My dad used to call dresses frocks. In my recent reflecting on dresses, I remembered that my dad sold women’s clothing for most of my life – he owned dress stores in Lithgow (Plum Junction) and in Coolangatta (the Bird’s Nest) and also sold door to door in country centres (like Tupperware parties, he’d find someone who’d consent to having some friends over to try on dresses and sell from there. I worked in the Coolangatta store from 14 to 18. For that period of time I was paid in dresses. Once I went to university it was a big change to suddenly have to buy clothes.
Dad would go to Sydney to the warehouses in Surry Hills and buy “stock” which he would bring home and we’d open it up and we’d all try everything on – because often he’d buy it from the hanger basically. An extension project from this is to maybe find the photos i still have of me wearing dresses from that era. Some of my high school friends thought i dressed “too old” for my age at 14. Maybe I did, but it was always lovely and still is, to wear something luxurious.
Technically this is an altered book, in that I gutted a book (Flawless Consulting by Peter Block) which is a pleasing size. The insides are a collage work from 2008 which had sufficient interesting texture – the base was general collage (i see some old national geographic offcuts of houses, a heinz tomato sauce bottle, some photos of fabrics), then pattern tissue and some acrylic washes. By that time it was all too dark, so i added gold highlights. That was all in the piece i broke up to make these pages! Then I added some now familiar dress shapes, and integrated them into the design as if they had always been there (Cathie’s suggestion).
Meanwhile I had torn up a book called Fashion (image below) I found in the street maybe 5 years ago. Beautiful book. In it was a little panel showing the 1950s Dior designs – they had a new collection every 6 months, and each look had a name (there is a post-it outlining the names, but not matching them with the pix, sorry). Many of these designs were Audrey Hepburn in many of her movies – i think in fact most of them appear in the film Funny Face, one of my favourite (Audrey and Fred Astaire go to Paris, what’s not to love?).

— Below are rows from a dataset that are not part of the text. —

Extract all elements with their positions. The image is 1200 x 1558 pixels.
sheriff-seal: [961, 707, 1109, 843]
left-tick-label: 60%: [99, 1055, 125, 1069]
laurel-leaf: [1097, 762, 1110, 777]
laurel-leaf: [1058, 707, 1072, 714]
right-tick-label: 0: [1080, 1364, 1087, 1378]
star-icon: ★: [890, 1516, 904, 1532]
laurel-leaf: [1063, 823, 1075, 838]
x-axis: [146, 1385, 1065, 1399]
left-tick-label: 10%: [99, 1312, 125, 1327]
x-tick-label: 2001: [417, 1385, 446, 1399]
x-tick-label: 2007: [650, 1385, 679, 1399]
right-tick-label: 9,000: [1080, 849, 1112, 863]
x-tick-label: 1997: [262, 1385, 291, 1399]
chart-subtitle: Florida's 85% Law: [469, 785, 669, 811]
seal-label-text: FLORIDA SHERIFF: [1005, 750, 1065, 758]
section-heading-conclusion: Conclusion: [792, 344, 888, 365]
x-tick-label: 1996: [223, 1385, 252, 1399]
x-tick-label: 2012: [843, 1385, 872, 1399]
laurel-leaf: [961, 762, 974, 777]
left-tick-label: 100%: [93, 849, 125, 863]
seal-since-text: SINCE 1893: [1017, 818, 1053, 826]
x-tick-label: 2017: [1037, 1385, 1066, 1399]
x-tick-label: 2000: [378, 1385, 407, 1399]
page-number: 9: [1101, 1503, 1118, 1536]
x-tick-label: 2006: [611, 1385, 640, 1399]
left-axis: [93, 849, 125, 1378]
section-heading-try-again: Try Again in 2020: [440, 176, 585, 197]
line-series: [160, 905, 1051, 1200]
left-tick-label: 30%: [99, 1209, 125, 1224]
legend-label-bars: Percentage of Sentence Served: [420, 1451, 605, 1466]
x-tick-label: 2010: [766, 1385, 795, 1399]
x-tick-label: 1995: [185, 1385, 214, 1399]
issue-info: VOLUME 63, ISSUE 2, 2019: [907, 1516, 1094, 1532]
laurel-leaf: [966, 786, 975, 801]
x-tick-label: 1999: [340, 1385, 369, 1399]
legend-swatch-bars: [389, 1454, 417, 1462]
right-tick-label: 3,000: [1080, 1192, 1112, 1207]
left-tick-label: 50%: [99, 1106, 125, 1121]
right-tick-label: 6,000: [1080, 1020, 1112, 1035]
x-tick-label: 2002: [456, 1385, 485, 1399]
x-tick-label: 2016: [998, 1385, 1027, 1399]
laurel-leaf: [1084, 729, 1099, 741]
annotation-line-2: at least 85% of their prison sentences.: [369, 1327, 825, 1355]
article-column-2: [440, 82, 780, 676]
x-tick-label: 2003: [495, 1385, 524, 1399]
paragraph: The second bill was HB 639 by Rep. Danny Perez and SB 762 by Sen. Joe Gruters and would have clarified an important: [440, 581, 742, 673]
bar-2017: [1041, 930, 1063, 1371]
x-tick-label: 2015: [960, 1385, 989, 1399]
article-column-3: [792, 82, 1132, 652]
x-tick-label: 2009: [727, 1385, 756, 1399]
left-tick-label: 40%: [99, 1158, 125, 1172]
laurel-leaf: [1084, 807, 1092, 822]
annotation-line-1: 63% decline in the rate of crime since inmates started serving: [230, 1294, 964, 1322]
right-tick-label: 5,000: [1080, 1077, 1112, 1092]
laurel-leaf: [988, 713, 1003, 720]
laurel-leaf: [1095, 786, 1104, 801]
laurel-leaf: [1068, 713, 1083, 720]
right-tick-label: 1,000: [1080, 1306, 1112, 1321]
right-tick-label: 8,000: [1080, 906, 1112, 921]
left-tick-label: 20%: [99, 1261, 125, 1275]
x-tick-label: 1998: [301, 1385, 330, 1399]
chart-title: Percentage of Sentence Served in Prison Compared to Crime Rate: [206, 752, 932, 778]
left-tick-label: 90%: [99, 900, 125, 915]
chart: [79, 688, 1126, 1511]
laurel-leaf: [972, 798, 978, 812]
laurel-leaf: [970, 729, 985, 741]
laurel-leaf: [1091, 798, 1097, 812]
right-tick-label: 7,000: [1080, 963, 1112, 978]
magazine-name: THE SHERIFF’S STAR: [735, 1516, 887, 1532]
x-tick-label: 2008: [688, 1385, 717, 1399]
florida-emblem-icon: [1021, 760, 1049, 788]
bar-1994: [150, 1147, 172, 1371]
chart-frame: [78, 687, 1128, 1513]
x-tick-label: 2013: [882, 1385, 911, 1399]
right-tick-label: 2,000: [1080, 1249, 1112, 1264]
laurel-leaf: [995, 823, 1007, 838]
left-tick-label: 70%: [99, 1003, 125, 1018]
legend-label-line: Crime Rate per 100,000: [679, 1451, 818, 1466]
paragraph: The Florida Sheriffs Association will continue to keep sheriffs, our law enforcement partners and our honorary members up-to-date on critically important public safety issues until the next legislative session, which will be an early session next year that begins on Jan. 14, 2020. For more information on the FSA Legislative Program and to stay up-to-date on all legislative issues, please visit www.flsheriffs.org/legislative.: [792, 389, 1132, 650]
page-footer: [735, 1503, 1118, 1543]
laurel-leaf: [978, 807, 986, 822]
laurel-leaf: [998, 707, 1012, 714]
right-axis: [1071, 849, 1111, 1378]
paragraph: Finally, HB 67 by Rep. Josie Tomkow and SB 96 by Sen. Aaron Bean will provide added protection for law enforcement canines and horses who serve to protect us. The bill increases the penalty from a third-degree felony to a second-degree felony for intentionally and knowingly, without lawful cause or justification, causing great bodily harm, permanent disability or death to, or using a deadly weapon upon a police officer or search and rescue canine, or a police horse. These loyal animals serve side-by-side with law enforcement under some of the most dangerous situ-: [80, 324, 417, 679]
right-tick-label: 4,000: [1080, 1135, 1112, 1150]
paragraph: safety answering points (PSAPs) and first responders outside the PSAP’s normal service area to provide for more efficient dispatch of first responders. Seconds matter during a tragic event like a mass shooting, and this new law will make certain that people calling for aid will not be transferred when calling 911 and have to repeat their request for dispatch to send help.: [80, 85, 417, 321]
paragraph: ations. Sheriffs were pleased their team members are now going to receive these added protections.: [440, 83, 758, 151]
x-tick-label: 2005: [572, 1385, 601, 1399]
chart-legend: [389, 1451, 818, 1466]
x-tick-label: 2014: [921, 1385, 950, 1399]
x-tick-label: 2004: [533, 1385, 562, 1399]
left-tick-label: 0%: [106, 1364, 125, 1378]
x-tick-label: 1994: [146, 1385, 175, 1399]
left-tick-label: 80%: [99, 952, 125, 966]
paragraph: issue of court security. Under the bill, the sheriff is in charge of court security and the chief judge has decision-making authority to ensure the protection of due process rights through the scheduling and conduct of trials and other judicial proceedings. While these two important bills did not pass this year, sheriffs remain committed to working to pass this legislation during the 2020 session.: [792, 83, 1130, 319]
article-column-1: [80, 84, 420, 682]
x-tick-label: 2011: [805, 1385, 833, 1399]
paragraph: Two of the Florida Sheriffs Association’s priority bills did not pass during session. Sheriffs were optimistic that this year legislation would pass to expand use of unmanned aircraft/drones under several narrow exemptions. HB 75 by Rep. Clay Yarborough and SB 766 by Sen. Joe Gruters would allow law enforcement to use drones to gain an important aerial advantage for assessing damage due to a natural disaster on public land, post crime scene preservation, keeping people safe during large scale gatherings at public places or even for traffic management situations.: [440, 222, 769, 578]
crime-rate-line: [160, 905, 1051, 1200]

I was planning a whole book for the Dior, but in the end I put them in here because they are just pretty. I have photographed them, so in theory i can still do the other book. i wrote the name of each line on the back of the images though, and I stuck them down, so if i care which is Ligne H, Ligne Souple, Ligne Muguet, I’ll have to google it or ask AI to do it.
I did stick the pages back to back. This was partly so i didn’t have to decorate the backs of the page. i have extremely limited success in making the back of the page look like it was intended to be with the fronts of the page.
Also have to stop and say how much I’m loving the input of my artistic friends into these works – BAG (maybe Mandy?) suggested hanging the dresses, Cathie and I meet weekly and she is constantly making my ideas better and adding some of her own. It’s a privilege to part of such a scenius.
If I did this again:
- Make it from a single page (don’t double it over) so it opens more easily – or think of that in advance and set it up to open (I made this decision on the fly after gluing it in)
- I had to attach a label to show the front of the piece – if i use another altered book I could just find one with an obvious front and back
New ideas from this one
- my own dresses from dad’s store
- make a book that’s a dress store?
- use the cat walk stills from Fashion to make another one (what about a top and tail book?)